Total factor productivity growth, which reflects how technological progress and efficiency improvements make capital and labor inputs more productive, is widely agreed upon by economists as the major factor driving long-run living standards. This growth has been negative in the major euro countries—and today total factor productivity is lower in France, Italy, Spain and even Germany than in 1980. By comparison, U.S. total factor productivity is about 35% higher.

An important cause is the failure of European startups to achieve large-scale success. The Economist magazine has noted that between 1976 and 2007 only one Continental European startup, Norway’s Renewable Energy Corp., achieved a level of success (defined by market capitalization) comparable to Microsoft , Apple, Oracle and the other 20 U.S. startups from that period making the Financial Times Index of the world’s 500 largest companies.

A mare’s nest of economic policies impede European business formation. Tax rates are high—France, for instance, collects about 45% of GDP as tax revenue, compared with 24% in the U.S. Then there are the regulation and licensing restrictions that protect incumbent producers and raise barriers to entry. Obtaining a building permit can take years in Italy, and France has made free shipping from Amazon illegal to protect mom-and-pop bookstores. A 2002 study of how nations regulate the entry of new businesses ranked Italy 75th out of 85 countries, sandwiched between Mali and Senegal, and France ranked 71st, trailing Burkina Faso and Malawi, among others.

Returns to venture-capital firms in Europe have averaged only about 2% a year since 1990, according to Thomson Reuters, compared with an average of about 13% in the U.S. Not surprisingly, there is less private venture capital in Europe, where some 40% of venture funding comes from public money. The European Investment Fund, the EU-backed fund that doles out venture capital, chooses businesses influenced by political factors such as country location and industrial sector, rather than on their profit potential.

The lesson of all this—don’t be like Europe—should be clear enough. But U.S. policy makers have ignored it.

American business is facing an ever-increasing pile of regulations and subsidies that protect incumbents but discourage new entry. These range from established hospitals blocking new hospitals through Certificate of Need state laws, to taxicab restrictions that try to block Uber ride-sharing, to an explosion in licensing-board restrictions that make it difficult for average Americans to open small businesses such as auto shops or even hair salons. Meanwhile, subsidies continue to attract investment to uneconomic industries including wind power and solar power.

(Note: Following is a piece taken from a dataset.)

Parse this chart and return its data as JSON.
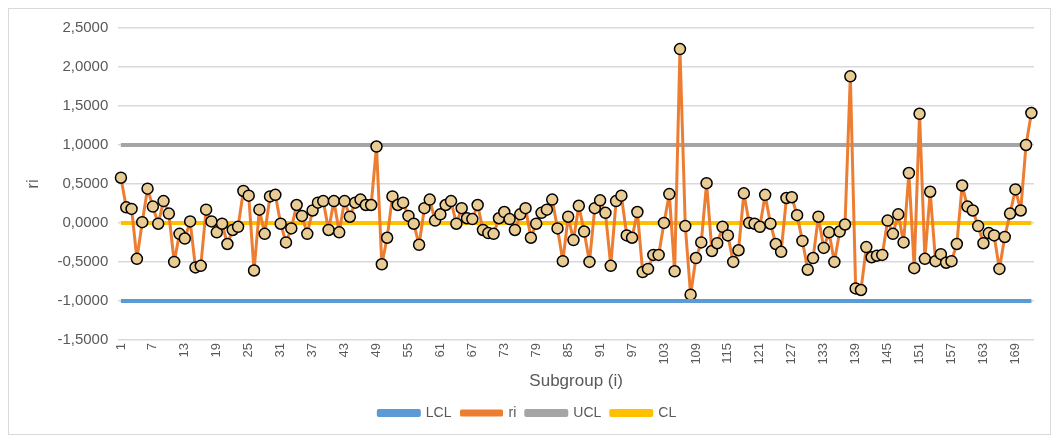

At the same time, increased marginal tax rates, higher tax rates on capital gains and dividends and the surtax on investment income discourage investment, hiring and new business formation. Since 2008, the U.S. startup rate has declined nearly 20%, and U.S. business sector productivity growth, which has historically grown at 2.5% a year, has only been growing about 0.9% a year since 2010, according to Bureau of Labor Statistics data.

How to help the U.S. economy keep building on its recent growth spurt? Antiquated and restrictive immigration laws that prevent high-skill workers and entrepreneurs from working in the country and starting businesses need to be updated. Corporate tax rates should be lowered while special deductions and loopholes should be eliminated. Overly restrictive regulation that makes it costly to finance small businesses need to be reformed.

In short, incentives to hire, invest and start new businesses need to be a priority, lest the sclerotic U.S. economic growth of the past six years returns and, as in Europe, becomes a permanent condition.

Mr. Fernández-Villaverde is a professor of economics at the University of Pennsylvania. Mr. Ohanian is a professor of economics at UCLA and a senior fellow at the Hoover Institution.